The first wave of the pandemic targeted long-term care and medical facilities with horrific stories of those who were infected early on. Programs were cancelled, Zoom meetings became the new normal, and society had to adapt to a virus we couldn’t see, or feel, but that had deadly consequences.
The socioeconomic ramifications of the pandemic in the near term were catastrophic for most. Social isolation, remote learning, remote work, economic shutdowns, curbside pick-up, and social distancing were all part of life for various times in the two years after the pandemic began. The loss of life, of work, and of social interaction, are still felt now that we have reached the five year mark since the pandemic officially arrived here in Ontario.
A generation of students in school have the impact of two years of on-again, off-again remote learning to carry with them throughout their education careers and beyond. Overstressed health care workers carry the scars of being even more essential than everyone knew them to be. For most, science became the hero – especially once the initial vaccines were discovered, and refined. Mass vaccination clinics not seen since wide-spread Polio and Tuberculosis vaccinations in the 1950s and 60s were completed. Life eventually returned to normal, but different – changed.
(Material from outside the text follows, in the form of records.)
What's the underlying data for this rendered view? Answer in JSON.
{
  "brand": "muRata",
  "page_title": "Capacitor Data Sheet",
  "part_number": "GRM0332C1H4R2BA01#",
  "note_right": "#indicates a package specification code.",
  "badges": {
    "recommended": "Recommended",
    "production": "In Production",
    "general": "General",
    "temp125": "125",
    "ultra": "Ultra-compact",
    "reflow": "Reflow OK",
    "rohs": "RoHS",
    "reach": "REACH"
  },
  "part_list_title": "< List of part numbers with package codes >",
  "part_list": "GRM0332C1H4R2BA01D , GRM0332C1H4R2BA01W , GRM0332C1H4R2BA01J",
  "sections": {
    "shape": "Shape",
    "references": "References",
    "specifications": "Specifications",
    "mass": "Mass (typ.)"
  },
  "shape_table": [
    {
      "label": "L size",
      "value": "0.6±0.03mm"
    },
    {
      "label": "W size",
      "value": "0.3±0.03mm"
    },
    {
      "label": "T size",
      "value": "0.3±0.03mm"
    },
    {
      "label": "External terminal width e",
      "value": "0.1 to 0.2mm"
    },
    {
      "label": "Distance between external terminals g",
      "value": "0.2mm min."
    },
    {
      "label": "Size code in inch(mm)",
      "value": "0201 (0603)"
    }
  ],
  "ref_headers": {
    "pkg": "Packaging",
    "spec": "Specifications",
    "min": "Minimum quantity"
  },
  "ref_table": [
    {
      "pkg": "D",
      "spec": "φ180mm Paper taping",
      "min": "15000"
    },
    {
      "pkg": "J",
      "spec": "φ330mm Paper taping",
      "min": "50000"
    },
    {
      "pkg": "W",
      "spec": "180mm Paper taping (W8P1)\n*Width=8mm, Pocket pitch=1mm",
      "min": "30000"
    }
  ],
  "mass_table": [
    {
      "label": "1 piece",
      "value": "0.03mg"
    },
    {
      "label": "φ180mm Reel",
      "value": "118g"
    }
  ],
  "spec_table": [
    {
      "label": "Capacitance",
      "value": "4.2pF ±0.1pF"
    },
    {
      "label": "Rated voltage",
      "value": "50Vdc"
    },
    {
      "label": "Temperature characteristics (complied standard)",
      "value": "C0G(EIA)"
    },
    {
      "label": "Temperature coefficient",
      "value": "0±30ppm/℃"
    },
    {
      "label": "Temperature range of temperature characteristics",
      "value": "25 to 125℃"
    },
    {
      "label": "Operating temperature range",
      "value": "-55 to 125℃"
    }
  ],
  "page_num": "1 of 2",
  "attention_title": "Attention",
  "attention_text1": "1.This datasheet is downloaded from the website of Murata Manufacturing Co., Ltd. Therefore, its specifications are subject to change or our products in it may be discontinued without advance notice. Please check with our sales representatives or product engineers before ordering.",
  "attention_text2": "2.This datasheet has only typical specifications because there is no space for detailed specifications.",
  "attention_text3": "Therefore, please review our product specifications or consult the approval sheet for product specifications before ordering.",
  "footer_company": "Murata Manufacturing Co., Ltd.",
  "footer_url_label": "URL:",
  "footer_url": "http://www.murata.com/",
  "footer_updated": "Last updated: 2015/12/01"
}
Looking back, this pandemic feels like it just happened yesterday, and also that it was so long ago. There are many lessons learned from the COVID-19 pandemic – some of which are being forgotten already.
Despite the protests of the fringe minority, pandemic restrictions largely worked. Visitor restrictions in Ontario kept infection and death rates lower than our neighbours to the south, and across the globe. Science did its part, and then some.
A Herculean-effort in the scientific community saw the first vaccines being tested less than a year after the virus was identified. This, combined with drug therapies, lessened the effects of this virus, treating it more like a cold or the flu. The medical advancements from the pandemic, including RNA-based vaccination development, accelerated research and development in the medical establishment. This has generational implications for future medical improvements.
Out of the pandemic, some governments have improved monitoring and detection of viruses and other biological threats. There is better planning on how to deal with the next pandemic. It is only a matter of when, not if, than another pandemic will happen.
There is a real worry that in the political climate we are in now, with certain countries and governments cutting funding to research and surveillance, that we will again be unprepared for another COVID-like global event. It is our hope, looking back five years on what happened, that calmer voices of reason prevail, and a better effort on prevention and monitoring can be made.